Enhancing Transdiagnostic Mechanisms of Cognitive Dyscontrol

Status
Recruiting
Phases
Phase 2Phase 3
Study type
Interventional
Source
ClinicalTrials.gov
Registry ID
NCT06273527
Enrollment
128
Registered
2024-02-22
Start date
2024-10-01
Completion date
2027-08-01
Last updated
2025-10-24

For informational purposes only — not medical advice. Sourced from public registries and may not reflect the latest updates. Terms

Conditions

Anxiety Disorders, Depression, Post Traumatic Stress Disorder

Brief summary

The proposed project aims to test the cognitive and neural effects of a cognitive training in a sample of individuals seeking treatment for anxiety, depression, or traumatic stress symptoms. Participants will be randomly assigned to one of two groups. Group 1 will receive a computer-based program that is designed as a cognitive training intervention and Group 2 will receive a similar computer-based exercise that researchers think will be less effective in training thinking skills (also known as a control or sham condition).
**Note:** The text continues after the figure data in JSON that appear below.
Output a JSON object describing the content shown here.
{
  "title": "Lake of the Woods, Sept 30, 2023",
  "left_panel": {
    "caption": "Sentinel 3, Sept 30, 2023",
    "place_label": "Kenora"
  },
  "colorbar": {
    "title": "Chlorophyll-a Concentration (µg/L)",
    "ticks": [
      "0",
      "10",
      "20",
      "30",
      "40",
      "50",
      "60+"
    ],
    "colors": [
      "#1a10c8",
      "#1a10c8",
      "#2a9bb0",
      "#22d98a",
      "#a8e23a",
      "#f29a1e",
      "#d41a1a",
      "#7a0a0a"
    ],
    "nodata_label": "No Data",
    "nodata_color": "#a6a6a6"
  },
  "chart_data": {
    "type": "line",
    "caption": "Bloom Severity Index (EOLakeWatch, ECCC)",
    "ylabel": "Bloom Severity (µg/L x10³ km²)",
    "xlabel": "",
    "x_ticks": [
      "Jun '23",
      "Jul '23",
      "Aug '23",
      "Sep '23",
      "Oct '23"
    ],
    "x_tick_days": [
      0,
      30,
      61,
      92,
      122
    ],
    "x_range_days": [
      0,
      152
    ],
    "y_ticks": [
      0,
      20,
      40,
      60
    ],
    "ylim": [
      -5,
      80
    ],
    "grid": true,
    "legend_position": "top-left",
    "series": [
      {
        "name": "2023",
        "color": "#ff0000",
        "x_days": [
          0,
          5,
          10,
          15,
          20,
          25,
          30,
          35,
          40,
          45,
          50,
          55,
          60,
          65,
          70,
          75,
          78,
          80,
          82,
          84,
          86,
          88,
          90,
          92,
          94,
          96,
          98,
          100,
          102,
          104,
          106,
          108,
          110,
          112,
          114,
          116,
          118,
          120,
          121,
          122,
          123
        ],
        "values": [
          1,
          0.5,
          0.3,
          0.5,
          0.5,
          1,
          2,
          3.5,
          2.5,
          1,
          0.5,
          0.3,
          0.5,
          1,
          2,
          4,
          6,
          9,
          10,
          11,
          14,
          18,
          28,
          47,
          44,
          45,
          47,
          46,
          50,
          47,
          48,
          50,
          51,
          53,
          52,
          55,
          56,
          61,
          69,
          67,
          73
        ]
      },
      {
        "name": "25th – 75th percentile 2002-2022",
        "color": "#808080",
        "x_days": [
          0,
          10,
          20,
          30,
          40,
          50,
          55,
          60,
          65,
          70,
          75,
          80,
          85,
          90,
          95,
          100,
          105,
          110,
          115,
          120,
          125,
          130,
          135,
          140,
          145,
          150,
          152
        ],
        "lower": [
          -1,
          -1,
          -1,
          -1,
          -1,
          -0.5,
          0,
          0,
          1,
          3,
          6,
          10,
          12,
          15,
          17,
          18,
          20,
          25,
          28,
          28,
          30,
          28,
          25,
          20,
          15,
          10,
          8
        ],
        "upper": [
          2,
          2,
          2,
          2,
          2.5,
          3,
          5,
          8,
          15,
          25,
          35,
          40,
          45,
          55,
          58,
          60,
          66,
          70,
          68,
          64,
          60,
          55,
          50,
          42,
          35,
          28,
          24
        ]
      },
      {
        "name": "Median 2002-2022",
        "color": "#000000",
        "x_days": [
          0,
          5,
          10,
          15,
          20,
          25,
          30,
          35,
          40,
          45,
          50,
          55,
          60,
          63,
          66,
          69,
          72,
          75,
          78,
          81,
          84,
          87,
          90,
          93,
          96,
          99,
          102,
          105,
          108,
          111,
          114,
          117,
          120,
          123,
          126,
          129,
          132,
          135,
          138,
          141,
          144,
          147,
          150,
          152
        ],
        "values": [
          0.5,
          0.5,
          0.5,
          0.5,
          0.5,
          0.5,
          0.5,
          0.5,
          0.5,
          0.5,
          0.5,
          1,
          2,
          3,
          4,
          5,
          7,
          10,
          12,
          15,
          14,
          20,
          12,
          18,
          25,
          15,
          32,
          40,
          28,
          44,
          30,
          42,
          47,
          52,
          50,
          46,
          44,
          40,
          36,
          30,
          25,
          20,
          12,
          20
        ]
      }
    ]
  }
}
Participants will be compared on cognitive performance and brain response during cognitive tasks from baseline to post-treatment.

Detailed description

Mood, anxiety, and traumatic stress disorders are common psychiatric conditions - affecting over 40 million U.S. adults - and are leading causes of disability worldwide. People with these conditions are commonly plagued by difficulty controlling distressing personal thoughts and memories, collectively referred to as repetitive negative thinking symptoms. Models suggest that repetitive negative thinking is driven by executive functioning deficits, such that cognitive resources are insufficient to downregulate unwanted thoughts. Executive functioning deficits could be a promising treatment target but are not typically addressed with existing interventions. The long-term goal advanced by this project is to develop effective, mechanistic cognitive training programs that can improve cognition and reduce symptoms associated with mood, anxiety, and traumatic stress disorders. The objectives of this proposal is to evaluate the cognitive effects of the optimized computer-based cognitive training intervention relative to a sham training program (ST). The central hypothesis is that the cognitive training intervention will enhance executive functioning and will lead to a reduction of repetitive negative thinking in mood, anxiety, and traumatic stress disorders. The project will randomize participants with depression, anxiety, and/or traumatic stress disorders to a cognitive training intervention program or a sham training program. The investigators will examine executive functioning change with cognitive task performance and functional neuroimaging assessments.

Interventions

BEHAVIORALCOGENT

COGENT is based on a working memory capacity task, which requires individuals to memorize stimuli while simultaneously completing a secondary puzzle task.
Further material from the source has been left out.